Mr Waters grilled Mr Murdaugh about why – given his extensive experience in the justice system as a solicitor from a long line of lawyers – he “didn’t think the last time you saw your wife and child was important” to the investigation notify law enforcement of their murders.

“I think it’s important,” he insisted.

Later in the Cross, Mr Murdaugh was asked to identify the precise moment in his first interview with law enforcement on the night of the murders that he “consciously chose” to lie about his movements.

Mr Murdaugh insisted it wasn’t a conscious decision to lie, saying: “When I was thinking in a paranoid way … it didn’t go away within seconds and I decided to lie.”

Part of his explanation was that he distrusted SLED — specifically SLED agent David Owen, who responded at the crime scene.

Mr Murdaugh claimed he mistook the agent for another SLED agent who he believed had falsified evidence in a case against Murdaugh family friend Yemassee, Police Chief Greg Alexander.

The testy exchange came after Mr Murdaugh shocked the court during direct testimony when he first admitted he lied about his alibi on the night of the murders.

At the beginning of the testimony, the disgraced attorney admitted he lied about not going to the doghouse with Maggie and Paul on the night of June 7, 2021.

He accused his opioid addiction of giving him “paranoid thinking” and his distrust of SLED, which combined led him to lie to law enforcement officials, family members and friends on multiple occasions and over the past 20 months.

“On June 7, I couldn’t think straight. I don’t think I was able to reason. And I lied about being down there. And I’m so sorry I did it,” he said, his eyes filling with tears.

“Oh, what a tangled web we weave. When I told the lie and told my family about it, I had to keep lying,” he testified.

This was the first time Mr Murdaugh has ever admitted publicly or to law enforcement that he lied.
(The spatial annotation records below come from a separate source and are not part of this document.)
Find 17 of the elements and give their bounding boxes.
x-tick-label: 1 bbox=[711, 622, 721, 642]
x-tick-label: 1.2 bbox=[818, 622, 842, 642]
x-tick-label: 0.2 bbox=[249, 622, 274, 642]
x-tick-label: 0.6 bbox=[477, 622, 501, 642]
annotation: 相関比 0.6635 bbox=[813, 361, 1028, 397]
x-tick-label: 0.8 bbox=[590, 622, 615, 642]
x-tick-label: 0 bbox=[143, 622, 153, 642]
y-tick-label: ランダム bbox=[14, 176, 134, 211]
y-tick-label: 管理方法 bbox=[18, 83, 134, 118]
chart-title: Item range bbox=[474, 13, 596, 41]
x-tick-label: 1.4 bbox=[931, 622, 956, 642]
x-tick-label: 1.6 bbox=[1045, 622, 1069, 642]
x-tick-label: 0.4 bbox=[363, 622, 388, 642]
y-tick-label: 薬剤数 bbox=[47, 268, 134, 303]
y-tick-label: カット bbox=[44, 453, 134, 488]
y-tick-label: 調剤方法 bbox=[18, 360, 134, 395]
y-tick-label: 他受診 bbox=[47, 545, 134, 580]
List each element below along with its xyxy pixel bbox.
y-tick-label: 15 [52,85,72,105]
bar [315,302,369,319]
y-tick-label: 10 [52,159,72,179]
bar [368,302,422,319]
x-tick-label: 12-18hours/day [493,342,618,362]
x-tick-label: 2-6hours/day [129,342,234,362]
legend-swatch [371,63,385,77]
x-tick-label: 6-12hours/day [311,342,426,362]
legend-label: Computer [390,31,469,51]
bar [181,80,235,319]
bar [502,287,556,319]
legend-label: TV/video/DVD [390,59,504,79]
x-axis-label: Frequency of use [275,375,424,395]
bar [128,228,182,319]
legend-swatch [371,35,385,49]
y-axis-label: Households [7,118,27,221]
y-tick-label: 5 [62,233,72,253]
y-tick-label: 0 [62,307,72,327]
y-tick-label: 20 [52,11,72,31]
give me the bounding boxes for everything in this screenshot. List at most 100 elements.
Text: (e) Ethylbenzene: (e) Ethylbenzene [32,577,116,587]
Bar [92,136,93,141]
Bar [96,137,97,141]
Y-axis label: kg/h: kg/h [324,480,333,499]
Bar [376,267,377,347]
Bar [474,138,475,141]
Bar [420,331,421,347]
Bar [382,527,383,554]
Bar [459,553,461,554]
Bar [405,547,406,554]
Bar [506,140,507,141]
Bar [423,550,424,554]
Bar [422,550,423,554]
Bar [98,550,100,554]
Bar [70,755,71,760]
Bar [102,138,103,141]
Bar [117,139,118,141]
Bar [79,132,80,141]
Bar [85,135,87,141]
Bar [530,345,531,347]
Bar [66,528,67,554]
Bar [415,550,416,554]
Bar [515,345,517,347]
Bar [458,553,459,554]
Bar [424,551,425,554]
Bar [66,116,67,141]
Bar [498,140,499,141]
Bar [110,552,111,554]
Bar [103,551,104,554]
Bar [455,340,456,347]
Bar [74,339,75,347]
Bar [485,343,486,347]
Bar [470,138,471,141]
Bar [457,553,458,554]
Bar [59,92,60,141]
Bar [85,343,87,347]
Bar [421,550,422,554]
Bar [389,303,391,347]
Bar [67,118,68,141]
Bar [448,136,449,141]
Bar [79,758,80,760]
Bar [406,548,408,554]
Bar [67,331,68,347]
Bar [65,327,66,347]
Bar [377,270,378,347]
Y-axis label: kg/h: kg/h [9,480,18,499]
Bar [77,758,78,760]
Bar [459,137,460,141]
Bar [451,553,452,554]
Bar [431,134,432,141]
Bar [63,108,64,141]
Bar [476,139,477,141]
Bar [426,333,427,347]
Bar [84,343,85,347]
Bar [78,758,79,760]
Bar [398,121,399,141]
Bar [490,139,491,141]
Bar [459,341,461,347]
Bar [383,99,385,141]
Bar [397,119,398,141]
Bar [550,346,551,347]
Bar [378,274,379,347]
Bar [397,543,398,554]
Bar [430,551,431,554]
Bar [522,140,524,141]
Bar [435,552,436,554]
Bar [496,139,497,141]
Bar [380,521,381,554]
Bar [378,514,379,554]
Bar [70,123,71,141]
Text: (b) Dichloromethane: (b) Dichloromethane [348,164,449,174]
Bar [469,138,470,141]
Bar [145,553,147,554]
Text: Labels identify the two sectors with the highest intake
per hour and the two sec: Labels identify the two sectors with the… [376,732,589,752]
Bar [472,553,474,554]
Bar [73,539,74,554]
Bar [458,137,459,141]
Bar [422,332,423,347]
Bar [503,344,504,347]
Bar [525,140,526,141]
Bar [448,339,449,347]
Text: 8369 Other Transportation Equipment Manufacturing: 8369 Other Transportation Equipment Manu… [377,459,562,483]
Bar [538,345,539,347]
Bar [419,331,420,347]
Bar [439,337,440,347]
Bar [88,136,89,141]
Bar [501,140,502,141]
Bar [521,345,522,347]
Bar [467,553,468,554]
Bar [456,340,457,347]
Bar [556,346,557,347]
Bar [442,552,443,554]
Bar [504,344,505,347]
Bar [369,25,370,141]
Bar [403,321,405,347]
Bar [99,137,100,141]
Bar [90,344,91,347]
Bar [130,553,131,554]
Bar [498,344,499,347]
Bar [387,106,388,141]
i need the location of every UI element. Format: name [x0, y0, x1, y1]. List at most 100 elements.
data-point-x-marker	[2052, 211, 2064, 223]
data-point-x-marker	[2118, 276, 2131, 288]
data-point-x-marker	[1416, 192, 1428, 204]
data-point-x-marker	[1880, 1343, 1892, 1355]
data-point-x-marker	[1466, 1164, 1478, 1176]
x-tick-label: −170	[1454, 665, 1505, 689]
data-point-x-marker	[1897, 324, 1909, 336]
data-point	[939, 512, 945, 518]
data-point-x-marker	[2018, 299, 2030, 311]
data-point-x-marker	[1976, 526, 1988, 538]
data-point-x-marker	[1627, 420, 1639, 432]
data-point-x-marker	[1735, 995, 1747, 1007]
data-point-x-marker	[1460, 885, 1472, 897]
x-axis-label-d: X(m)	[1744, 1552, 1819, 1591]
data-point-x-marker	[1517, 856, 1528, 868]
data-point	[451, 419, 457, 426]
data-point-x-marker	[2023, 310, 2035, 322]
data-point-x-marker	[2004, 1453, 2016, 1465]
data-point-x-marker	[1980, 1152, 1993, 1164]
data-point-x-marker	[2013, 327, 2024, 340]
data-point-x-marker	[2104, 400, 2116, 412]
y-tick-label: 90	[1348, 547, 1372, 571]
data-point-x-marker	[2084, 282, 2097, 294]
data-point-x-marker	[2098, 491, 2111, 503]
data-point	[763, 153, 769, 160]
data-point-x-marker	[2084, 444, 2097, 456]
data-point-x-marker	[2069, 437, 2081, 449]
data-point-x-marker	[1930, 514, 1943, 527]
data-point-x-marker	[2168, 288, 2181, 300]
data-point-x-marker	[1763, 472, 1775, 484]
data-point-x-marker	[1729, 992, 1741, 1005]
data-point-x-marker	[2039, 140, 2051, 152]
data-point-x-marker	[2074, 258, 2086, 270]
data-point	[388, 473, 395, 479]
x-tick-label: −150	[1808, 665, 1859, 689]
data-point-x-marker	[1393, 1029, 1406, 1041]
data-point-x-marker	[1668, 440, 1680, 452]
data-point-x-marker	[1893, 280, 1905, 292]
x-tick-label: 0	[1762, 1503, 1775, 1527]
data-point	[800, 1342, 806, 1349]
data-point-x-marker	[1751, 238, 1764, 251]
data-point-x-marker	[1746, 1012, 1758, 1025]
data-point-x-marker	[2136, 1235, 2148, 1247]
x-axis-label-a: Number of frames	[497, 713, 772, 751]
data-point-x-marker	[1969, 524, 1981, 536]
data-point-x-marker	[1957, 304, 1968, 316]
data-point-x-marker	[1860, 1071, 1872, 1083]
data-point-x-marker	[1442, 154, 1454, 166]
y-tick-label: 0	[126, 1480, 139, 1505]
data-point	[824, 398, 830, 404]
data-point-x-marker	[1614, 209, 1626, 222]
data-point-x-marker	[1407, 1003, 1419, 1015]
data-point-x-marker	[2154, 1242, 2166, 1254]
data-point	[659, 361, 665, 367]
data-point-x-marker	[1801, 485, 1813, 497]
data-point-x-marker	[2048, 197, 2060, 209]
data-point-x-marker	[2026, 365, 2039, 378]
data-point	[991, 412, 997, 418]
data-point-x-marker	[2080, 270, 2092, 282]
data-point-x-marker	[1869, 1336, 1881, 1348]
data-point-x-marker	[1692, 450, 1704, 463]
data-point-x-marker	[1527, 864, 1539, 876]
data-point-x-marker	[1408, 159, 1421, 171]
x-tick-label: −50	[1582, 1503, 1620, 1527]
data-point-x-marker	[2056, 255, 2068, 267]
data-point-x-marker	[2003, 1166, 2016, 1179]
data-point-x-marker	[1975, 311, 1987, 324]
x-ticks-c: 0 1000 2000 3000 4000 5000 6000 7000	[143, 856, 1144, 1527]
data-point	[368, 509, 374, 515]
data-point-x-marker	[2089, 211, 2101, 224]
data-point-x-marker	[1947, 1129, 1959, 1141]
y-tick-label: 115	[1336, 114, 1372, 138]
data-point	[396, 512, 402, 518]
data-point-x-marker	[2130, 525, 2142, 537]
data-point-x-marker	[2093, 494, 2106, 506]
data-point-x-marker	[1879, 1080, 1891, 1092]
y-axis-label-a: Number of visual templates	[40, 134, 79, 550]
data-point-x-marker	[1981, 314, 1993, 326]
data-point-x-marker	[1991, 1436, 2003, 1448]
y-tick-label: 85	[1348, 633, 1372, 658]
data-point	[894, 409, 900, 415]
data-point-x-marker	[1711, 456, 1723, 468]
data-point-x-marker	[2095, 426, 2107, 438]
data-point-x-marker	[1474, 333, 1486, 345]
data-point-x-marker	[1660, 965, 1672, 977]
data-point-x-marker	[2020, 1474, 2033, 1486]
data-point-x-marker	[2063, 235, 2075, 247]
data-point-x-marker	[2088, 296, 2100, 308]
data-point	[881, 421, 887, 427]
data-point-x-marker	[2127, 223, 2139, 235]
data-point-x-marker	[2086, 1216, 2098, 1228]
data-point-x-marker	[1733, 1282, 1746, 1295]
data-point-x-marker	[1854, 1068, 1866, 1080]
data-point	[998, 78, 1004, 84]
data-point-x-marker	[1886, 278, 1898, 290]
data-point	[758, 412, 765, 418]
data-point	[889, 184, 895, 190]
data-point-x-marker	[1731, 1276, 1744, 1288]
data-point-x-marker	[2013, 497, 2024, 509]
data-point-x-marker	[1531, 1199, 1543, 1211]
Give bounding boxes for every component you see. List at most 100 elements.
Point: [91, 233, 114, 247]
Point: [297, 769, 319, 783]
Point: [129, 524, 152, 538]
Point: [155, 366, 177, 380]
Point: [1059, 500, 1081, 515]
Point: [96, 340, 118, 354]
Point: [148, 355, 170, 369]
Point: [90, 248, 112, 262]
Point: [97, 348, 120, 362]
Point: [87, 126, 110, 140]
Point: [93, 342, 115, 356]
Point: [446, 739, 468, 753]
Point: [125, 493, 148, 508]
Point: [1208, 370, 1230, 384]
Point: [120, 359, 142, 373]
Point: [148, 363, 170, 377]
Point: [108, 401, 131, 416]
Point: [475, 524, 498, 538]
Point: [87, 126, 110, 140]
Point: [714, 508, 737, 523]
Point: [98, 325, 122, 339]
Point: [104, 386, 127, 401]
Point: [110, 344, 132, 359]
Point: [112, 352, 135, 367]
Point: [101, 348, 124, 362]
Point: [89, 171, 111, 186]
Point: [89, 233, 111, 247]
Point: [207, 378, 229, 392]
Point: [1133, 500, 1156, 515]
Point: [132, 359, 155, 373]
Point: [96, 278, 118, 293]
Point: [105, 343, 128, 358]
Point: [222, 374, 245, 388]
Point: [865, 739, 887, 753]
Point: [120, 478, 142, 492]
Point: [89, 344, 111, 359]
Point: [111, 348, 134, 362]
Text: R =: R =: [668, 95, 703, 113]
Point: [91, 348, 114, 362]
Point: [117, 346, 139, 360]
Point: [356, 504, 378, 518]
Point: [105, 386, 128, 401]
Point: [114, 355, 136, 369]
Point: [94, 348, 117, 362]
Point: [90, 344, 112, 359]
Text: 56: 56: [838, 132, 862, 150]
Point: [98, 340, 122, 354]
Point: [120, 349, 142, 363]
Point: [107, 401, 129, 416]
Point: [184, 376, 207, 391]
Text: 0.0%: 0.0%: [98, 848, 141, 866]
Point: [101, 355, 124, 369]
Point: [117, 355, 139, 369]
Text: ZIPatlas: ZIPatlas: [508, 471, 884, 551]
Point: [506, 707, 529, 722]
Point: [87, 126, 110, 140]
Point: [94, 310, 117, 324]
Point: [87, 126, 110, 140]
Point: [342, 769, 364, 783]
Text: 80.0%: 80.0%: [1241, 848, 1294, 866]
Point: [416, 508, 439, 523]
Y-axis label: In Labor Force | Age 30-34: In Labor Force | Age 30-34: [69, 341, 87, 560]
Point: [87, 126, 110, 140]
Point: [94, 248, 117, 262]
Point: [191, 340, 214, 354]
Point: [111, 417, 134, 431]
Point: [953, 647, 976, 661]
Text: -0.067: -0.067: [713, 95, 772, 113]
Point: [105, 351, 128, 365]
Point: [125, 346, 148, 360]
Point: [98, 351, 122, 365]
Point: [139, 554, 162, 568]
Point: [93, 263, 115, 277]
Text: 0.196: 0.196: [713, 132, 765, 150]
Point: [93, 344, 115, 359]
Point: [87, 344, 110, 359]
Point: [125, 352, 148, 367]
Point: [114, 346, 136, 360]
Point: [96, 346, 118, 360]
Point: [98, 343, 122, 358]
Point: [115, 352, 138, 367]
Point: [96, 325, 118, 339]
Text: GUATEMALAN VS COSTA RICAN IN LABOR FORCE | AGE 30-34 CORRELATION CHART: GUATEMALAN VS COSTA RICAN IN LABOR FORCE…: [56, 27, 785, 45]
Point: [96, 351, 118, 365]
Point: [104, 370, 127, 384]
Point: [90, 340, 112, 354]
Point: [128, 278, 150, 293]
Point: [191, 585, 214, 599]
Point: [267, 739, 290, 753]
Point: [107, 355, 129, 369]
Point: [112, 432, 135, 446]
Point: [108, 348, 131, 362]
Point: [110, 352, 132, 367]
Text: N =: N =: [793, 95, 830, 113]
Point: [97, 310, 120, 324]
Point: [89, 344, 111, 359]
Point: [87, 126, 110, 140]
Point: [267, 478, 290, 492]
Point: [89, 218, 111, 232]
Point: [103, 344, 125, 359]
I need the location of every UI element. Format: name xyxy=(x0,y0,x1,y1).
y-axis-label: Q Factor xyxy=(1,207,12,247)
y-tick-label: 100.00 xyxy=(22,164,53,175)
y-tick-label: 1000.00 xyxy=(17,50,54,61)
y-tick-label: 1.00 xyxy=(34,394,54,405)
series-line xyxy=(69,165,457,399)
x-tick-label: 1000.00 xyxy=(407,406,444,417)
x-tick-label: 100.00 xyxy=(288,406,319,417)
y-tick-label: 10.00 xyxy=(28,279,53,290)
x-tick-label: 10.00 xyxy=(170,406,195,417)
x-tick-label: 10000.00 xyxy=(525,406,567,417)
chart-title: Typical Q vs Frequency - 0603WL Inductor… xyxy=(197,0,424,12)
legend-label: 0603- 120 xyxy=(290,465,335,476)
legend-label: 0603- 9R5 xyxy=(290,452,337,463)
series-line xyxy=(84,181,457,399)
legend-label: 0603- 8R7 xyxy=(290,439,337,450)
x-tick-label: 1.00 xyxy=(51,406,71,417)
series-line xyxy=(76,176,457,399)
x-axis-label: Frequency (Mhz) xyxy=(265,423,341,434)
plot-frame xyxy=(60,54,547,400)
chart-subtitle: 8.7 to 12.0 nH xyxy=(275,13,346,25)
This confession comes after jurors saw Paul’s damning cellphone video, which placed him at the scene of the murders with his wife and son at 8:44 p.m. Several witnesses had identified his voice in the footage.

Prosecutors say Maggie and Paul were killed minutes later at 8:50 p.m. The data suggests they last used their phones at 8:49 p.m.

Mr Murdaugh’s intense cross-examination began Thursday afternoon after he made the final decision to take a stand at his high-stakes murder trial.